Paradójicamente, la campaña de Trump se sustentó en una búsqueda interminable por cambiar la política estadounidense; sin embargo, el empresario representa al partido Republicano, conocido defensor del statu quo. Usualmente, el conjuntar cambio y conservador resulta algo oxímoron; no obstante, la campaña de Trump estableció un uso efectivo del emotional-branding para apelar nostálgicamente a su público.

La nostalgia referida por Trump es el hito del “estilo de vida estadounidense”, donde la población era primordialmente blanca, el cristianismo (protestante) era la religión hegemónica y toda lengua, fuera del inglés, era rechazada. Dicho sentimiento retrograda ha sido presenciado previamente a lo largo de la historia. Fue el mismo candidato a la presidencia en la década de 1980, Ronald Reagan, quien utilizó como eslogan político la frase “Make America Great Again”, aludiendo a la época progresista de 1950.

El mundo se encuentra en una etapa transicional, en una batalla entre retomar el proteccionismo y las visiones conservadoras o continuar con la globalización y el liberalismo.

 

Más allá del impecable uso de la propaganda empleada por Trump, la victoria debe acreditarse al sentimentalismo reprimido por la comunidad blanca en Estados Unidos. Lamentablemente, la ciudadanía estadounidense está dolida, harta, y en su momento de debilidad recurrió a lo que parecía ser una solución acorde.

El mundo se encuentra en una etapa transicional, en una batalla entre retomar el proteccionismo y las visiones conservadoras o continuar con la globalización y el liberalismo. El sistema internacional presencia una nueva e inédita crisis de identidad sin que exista una propuesta alternativa al cambio en proceso. Dicha etapa transicional ha sido severamente influenciada por el decadente sistema capitalista, que, aunque líderes populistas como Trump nieguen rotundamente, es el culpable de los altos márgenes de desempleo, inequidad económica, pobreza, entre otros.

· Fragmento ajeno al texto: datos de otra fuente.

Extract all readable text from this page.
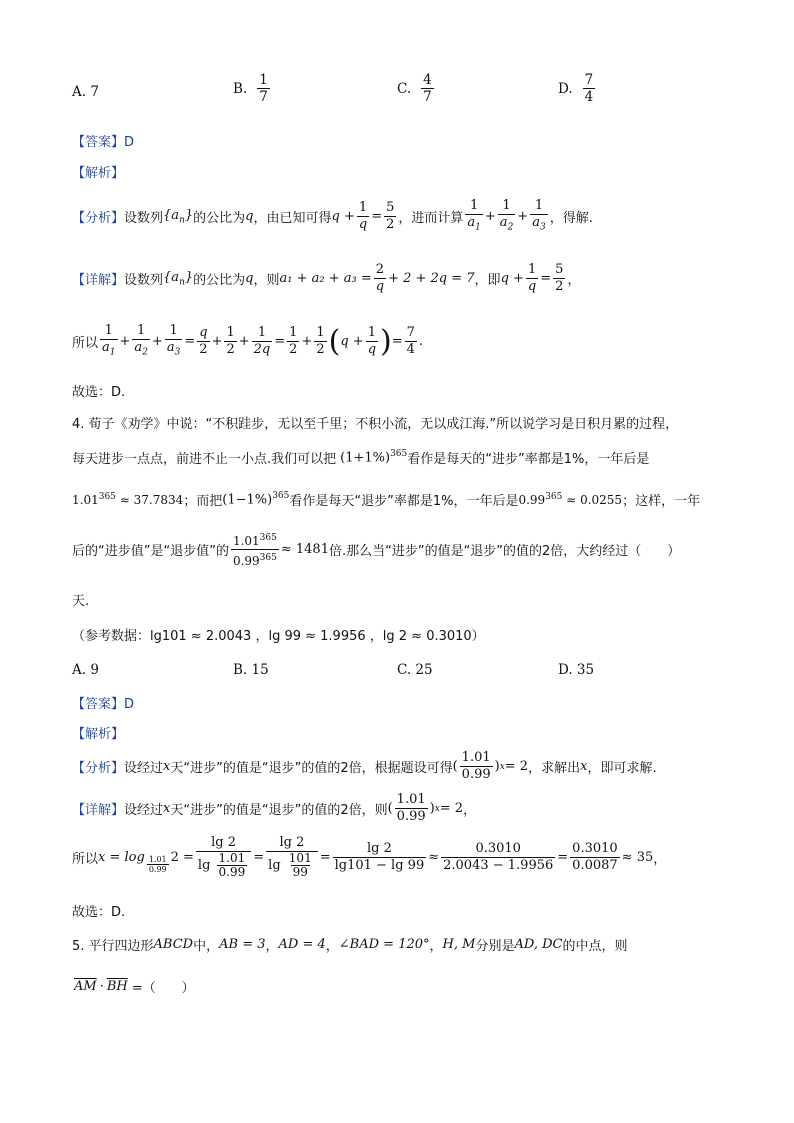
A. 7	B. $\frac{1}{7}$	C. $\frac{4}{7}$	D. $\frac{7}{4}$
【答案】D
【解析】
【分析】 设数列 $\{a_n\}$ 的公比为 q ，由已知可得 $q + \frac{1}{q} = \frac{5}{2}$ ，进而计算 $\frac{1}{a_1} + \frac{1}{a_2} + \frac{1}{a_3}$ ，得解.
【详解】 设数列 $\{a_n\}$ 的公比为 q ，则 $a_1 + a_2 + a_3 = \frac{2}{q} + 2 + 2q = 7$ ，即 $q + \frac{1}{q} = \frac{5}{2}$ ，
所以 $\frac{1}{a_1} + \frac{1}{a_2} + \frac{1}{a_3} = \frac{q}{2} + \frac{1}{2} + \frac{1}{2q} = \frac{1}{2} + \frac{1}{2}$ ( $q + \frac{1}{q}$ ) = $\frac{7}{4}$ .
故选：D.
4. 荀子《劝学》中说：“不积跬步，无以至千里；不积小流，无以成江海.”所以说学习是日积月累的过程，
每天进步一点点，前进不止一小点.我们可以把 $(1+1\%)^{365}$ 看作是每天的“进步”率都是1%，一年后是
$1.01^{365} \approx 37.7834$ ；而把 $(1-1\%)^{365}$ 看作是每天“退步”率都是1%，一年后是 $0.99^{365} \approx 0.0255$ ；这样，一年
后的“进步值”是“退步值”的 $\frac{1.01^{365}}{0.99^{365}} \approx 1481$ 倍.那么当“进步”的值是“退步”的值的2倍，大约经过（　　）
天.
（参考数据：lg101 ≈ 2.0043 ，lg 99 ≈ 1.9956 ，lg 2 ≈ 0.3010）
A. 9	B. 15	C. 25	D. 35
【答案】D
【解析】
【分析】 设经过 x 天“进步”的值是“退步”的值的2倍，根据题设可得 ( $\frac{1.01}{0.99}$ ) x = 2 ，求解出 x ，即可求解.
【详解】 设经过 x 天“进步”的值是“退步”的值的2倍，则 ( $\frac{1.01}{0.99}$ ) x = 2 ，
所以 $x = \log \frac{1.01}{0.99} 2 = \lg 2$
lg
$\frac{1.01}{0.99} = \lg 2$
lg
$\frac{101}{99} = \frac{\lg 2}{\lg 101 - \lg 99} \approx \frac{0.3010}{2.0043 - 1.9956} = \frac{0.3010}{0.0087} \approx 35$ ，
故选：D.
5. 平行四边形 ABCD 中， AB = 3 ， AD = 4 ， ∠BAD = 120° ， H, M 分别是 AD, DC 的中点，则
$\overline{AM} \cdot \overline{BH}$ =（　　）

La sociedad estadounidense se encuentra en una nueva etapa para descubrir su identidad. A pesar de que desde su fundación ha recibido a distintas culturas, se ha caracterizado por adoptar e integrar dichas diferencias. Con la llegada del mandatario retrógrada, la civilización puede dirigirse hacia dos posibles panoramas. El primero analiza el error cometido y progresa en retomar el camino liberal, acogedor y velador por los derechos civiles. La alternativa sería retroceder e ir en contra de todo progreso obtenido entre los siglos XIX y XX.

El uso maquiavélico analizado evolucionará la política estadounidense, donde se podrá visualizar un efecto dominó en el transcurso de la historia. Afortunadamente, el fenómeno no fue repetido en las elecciones francesas, dejando como perdedora a la candidata populista, Marine Le Pen. Por otra parte, el impacto que podría tener en México podrá ser percibido en las próximas elecciones presidenciales de 2018, donde el candidato populista, Andrés Manuel López Obrador, aparece con ventaja en las encuestas por la desafortunada victoria del magnate estadounidense.

La realidad es que Donald Trump tiene a su cargo la presidencia de Estados Unidos, tiene como Vicepresidente a un reconocido homofóbico, Mike Pence, y un gabinete conformado por individuos de su círculo social, por lo que apostar a un proceso de destitución o la ejecución de la enmienda 25 no son la solución. Lo cierto es que Trump manipuló y utilizó la ignorancia y la rabia de los grupos mayoritarios de la sociedad para conseguir su objetivo: la presidencia estadounidense.

GERARDO TRUJANO VELÁSQUEZ es articulista de análisis económico internacional en la columna “Foro Internacional Anáhuac” del periódico Excélsior de México. Es maestro en Desarrollo Urbano por El Colegio de México y especialista en Estudios Avanzados en Intervención Pública y Economía Regional por la Universidad del País Vasco. Actualmente es coordinador académico del área de Economía en la Facultad de Estudios Globales en la Universidad Anáhuac. Sígalo en Twitter en @gtrujano64. YUSSEF F. NÚÑEZ es estudiante de la licenciatura en Relaciones Internacionales de la Facultad de Estudios Globales de la Universidad Anáhuac. Sígalo en Twitter en @YussefNunez.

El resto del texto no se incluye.